Grünbaum did not embrace the prevailing — especially among physical scientists — Popperian philosophy of science, leading to some notoriety in the 1960s after he was ridiculed in print by the physicist Richard Feynman. A much-quoted exchange followed Grünbaum's neo-Leibnizian suggestion that the flow of time might be an illusion only in conscious entities, in which Feynman asked whether dogs, then cockroaches, were sufficiently conscious entities. Reportedly as a mark of further disdain, Feynman refused to let his name be printed, becoming instead the easily recognizable "Mr.

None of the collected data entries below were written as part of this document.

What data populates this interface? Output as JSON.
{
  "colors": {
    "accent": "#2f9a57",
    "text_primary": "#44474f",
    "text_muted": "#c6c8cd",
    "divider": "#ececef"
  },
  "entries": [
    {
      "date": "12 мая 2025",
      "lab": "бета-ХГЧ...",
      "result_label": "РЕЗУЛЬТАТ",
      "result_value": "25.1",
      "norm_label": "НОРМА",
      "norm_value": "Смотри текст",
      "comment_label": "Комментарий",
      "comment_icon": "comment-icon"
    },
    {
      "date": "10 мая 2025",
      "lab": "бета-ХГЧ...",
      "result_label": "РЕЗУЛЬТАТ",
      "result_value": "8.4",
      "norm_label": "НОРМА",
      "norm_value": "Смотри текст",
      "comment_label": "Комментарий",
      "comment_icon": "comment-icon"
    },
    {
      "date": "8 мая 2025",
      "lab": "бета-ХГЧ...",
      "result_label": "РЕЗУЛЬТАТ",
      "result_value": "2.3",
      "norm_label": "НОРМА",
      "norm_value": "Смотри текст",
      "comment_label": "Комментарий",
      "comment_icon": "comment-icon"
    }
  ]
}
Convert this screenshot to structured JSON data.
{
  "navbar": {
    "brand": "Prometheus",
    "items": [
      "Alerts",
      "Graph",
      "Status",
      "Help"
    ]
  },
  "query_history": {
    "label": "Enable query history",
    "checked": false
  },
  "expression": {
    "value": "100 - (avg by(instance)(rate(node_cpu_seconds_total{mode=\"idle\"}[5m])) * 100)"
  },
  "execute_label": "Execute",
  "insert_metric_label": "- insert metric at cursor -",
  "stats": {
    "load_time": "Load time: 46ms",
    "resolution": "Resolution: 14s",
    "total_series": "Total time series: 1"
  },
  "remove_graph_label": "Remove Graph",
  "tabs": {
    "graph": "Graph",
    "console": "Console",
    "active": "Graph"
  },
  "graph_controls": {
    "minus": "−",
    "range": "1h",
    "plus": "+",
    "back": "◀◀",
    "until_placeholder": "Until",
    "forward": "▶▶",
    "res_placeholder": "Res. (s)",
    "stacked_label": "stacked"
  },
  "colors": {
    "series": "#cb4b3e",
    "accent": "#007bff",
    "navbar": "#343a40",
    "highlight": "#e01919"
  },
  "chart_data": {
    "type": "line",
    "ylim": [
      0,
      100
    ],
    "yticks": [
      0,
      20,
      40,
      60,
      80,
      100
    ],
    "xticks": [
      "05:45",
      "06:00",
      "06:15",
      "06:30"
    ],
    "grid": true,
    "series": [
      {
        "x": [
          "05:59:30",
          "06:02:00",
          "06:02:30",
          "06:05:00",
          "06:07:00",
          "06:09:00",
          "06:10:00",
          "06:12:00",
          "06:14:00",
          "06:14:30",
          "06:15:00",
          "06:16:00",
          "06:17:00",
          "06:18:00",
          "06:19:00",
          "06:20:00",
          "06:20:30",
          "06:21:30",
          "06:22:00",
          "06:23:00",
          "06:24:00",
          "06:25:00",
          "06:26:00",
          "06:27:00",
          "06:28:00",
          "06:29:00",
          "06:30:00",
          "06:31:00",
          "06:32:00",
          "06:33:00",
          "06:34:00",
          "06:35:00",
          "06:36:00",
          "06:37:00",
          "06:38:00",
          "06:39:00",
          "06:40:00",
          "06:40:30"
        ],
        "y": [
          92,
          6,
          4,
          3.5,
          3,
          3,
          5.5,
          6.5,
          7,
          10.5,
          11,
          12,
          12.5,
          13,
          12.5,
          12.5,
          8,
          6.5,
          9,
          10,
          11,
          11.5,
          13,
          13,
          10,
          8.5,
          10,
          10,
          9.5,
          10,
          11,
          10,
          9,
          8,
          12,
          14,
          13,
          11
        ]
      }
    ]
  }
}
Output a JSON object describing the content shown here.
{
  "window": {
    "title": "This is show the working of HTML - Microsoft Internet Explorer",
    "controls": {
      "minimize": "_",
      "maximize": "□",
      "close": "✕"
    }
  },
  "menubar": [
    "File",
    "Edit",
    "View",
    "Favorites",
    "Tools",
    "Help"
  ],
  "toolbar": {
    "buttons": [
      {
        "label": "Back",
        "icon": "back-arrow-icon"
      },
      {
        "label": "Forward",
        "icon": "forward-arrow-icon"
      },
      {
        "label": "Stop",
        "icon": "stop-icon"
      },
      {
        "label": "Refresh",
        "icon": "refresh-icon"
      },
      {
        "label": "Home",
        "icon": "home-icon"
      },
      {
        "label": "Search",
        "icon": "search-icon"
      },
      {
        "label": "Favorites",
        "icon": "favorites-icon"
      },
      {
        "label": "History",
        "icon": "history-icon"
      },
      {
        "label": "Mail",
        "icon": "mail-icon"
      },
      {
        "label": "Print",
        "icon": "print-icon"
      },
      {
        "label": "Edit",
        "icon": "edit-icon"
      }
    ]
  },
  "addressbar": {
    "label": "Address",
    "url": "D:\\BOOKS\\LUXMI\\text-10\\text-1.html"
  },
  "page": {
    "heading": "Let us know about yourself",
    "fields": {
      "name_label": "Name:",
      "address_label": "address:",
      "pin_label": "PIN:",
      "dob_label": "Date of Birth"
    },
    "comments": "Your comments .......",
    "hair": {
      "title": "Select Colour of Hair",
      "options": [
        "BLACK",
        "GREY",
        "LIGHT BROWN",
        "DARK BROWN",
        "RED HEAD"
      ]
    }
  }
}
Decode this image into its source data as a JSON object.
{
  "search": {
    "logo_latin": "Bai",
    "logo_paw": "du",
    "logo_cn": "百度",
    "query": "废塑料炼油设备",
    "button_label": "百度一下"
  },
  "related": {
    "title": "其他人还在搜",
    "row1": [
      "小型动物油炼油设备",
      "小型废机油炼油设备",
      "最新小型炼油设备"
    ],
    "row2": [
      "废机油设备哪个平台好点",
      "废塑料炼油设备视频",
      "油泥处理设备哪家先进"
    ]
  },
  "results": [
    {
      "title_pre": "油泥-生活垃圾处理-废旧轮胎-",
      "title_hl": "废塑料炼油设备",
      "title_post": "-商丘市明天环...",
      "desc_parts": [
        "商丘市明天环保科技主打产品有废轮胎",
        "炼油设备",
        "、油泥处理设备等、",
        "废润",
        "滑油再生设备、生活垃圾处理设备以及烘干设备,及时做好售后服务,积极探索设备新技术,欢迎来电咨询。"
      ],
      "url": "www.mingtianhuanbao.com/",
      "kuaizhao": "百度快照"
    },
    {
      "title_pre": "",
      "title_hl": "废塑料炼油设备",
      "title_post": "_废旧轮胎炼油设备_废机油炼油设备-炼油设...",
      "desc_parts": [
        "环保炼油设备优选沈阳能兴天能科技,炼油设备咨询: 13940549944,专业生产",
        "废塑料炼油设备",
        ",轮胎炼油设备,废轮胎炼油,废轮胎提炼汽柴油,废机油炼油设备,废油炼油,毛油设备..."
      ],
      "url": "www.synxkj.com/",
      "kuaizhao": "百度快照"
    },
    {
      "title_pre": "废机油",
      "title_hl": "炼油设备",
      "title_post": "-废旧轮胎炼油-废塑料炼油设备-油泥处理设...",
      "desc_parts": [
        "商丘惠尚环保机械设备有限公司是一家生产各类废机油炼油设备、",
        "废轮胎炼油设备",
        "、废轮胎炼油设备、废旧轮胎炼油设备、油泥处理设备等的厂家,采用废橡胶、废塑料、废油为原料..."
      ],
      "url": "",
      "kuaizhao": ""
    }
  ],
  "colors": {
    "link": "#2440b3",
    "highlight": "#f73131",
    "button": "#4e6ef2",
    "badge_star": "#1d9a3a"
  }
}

X".

Some 40 years later, writer Jim Holt would characterize Grünbaum as, in the 1950s, "the foremost thinker about the subtleties of space and time," and as, by the 2000s, "arguably the greatest living philosopher of science." Holt portrays a rationalist Grünbaum who rejects any hint of mysteriousness in the cosmos (a "great rejector").

==Selected publications==
- Modern Science and Zeno's Paradoxes (first edition, 1967; second edition, 1968)
- Geometry and Chronometry in Philosophical Perspective (1968)
- Philosophical Problems of Space and Time (first edition, 1963; second edition, 1973)
- The Foundations of Psychoanalysis (1984)
- Validation in the Clinical Theory of Psychoanalysis: A Study in the Philosophy of Psychoanalysis (1993)
- Collected Works,
  - Volume 1 (ed. by Thomas Kupka): Scientific Rationality, the Human Condition, and 20th Century Cosmologies, Oxford University Press 2013.
  - Volume 2: The Philosophy of Space & Time (ed. by Thomas Kupka), forthcoming
  - Volume 3: Lectures on Psychoanalysis (ed. by Thomas Kupka & Leanne Longwill), forthcoming.
For more complete publication details see the Full Bibliography of Prof. Adolf Grünbaum (2017).

== Festschriften ==
Three celebratory books ("Festschrift" volumes) dealing with his work have been published to date:
- (1983) Physics, Philosophy and Psychoanalysis: Essays in Honor of Adolf Grünbaum. R.S. Cohen and L. Lauden (eds.). Dordrecht, The Netherlands: D. Reidel Publishing Co.
- (1993) Philosophical Problems of the Internal and External Worlds: Essays on the Philosophy of Adolf Grünbaum. J. Earman, A.I. Janis, G.J. Massey, and N. Rescher (eds.). Pittsburgh, PA/Konstanz, Germany: University of Pittsburgh Press/University of Konstanz Press.
- (2009) Philosophy of Religion, Physics, and Psychology: Essays in Honor of Adolf Grünbaum. Proceedings of the international conference, "The Adolf Grünbaum Symposium in Honor of the Works of Professor Adolf Grünbaum," Santa Barbara, CA, October 2002. Amherst, NY: Prometheus Books.